Não toquei no assunto do término, não perguntei como foram os últimos dias, não a levei sem que quisesse para uma realidade que podia ficar para depois. dei espaço para ela comentar de seus novos projetos, das ideias que tinha para seu tempo livre, das boas experiências dos últimos tempos. Ela estava achando interessante fazer pequenas coisas com plena autonomia, o que antes exigiria algum tipo de matemática simples, mas contente, de como sua escolha afetaria outras partes conectadas à sua vida. Não era algo que pesava, me fez questão de ressaltar que a parceria era o que tinham de mais forte e que gostaria de ter isso de novo quanto antes se apaixonasse novamente, mas que o simples fato de escolher um doce para comer ou olhar as vitrines de roupas no shopping se tornaram ações completamente diferentes, pois agora suas decisões afetavam tão somente ela e nada mais.

Estava se deleitando com pequenos prazeres do autogoverno.

E nada melhor do que deixar alguém com tanta novidade contar todos os pormenores. Eu só observada a maneira com que ela desenhava geometrias desformes na mesa com movimentos apressados dos dedos e a maneira com que olhava para cima curiosa ao final de cada pequenina epifania que tinha quando ela mesma chegava a conclusões sem eu encaminhar seus pensamentos.
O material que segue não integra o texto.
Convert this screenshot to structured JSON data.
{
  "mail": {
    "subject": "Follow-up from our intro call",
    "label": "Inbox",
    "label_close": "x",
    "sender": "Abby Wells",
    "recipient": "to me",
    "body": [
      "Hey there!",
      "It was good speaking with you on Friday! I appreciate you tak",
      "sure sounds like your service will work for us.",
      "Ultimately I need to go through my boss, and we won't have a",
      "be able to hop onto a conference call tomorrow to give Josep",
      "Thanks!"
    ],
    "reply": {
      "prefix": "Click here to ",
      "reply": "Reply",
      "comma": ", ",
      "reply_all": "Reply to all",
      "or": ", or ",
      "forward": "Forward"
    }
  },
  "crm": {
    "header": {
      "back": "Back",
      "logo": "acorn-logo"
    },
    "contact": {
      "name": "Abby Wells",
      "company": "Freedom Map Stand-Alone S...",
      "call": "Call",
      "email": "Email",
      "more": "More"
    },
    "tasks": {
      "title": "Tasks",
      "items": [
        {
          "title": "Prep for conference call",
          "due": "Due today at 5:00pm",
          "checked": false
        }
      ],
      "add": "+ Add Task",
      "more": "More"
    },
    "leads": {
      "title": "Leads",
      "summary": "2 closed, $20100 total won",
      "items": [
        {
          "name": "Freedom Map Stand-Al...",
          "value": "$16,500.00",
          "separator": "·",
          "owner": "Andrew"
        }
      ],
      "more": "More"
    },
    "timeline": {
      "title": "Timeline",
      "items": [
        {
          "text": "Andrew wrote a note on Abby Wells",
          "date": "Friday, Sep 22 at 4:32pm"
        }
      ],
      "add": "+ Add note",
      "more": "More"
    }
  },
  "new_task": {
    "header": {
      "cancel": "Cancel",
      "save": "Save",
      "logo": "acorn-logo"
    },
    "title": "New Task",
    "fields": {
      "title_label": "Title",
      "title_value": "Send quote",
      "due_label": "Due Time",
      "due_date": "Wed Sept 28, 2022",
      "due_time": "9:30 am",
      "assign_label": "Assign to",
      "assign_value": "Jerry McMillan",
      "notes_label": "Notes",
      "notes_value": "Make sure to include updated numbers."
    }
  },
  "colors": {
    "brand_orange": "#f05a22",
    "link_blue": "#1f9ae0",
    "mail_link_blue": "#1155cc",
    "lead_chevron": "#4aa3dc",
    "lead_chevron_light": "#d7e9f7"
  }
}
Tem coisa melhor que ver alguém pirando na sua frente com as próprias falas?

Eu só afirmava de volta com a cabeça e fazia perguntas com o intuito de impulsionar ainda mais as explosões de assuntos entremeados na cabeça dela. Até que ela percebeu o empurrão e sorriu. Rearranjou a coluna na cadeira, me olhou e tomou na mão a xícara o café. Bebeu seu conteúdo, olhou o formato arredondado da borda, os desenhozinhos na cerâmica, me fitou novamente. Me puxou pelo queixo apertou o lábio no meu. A língua dela estava quente.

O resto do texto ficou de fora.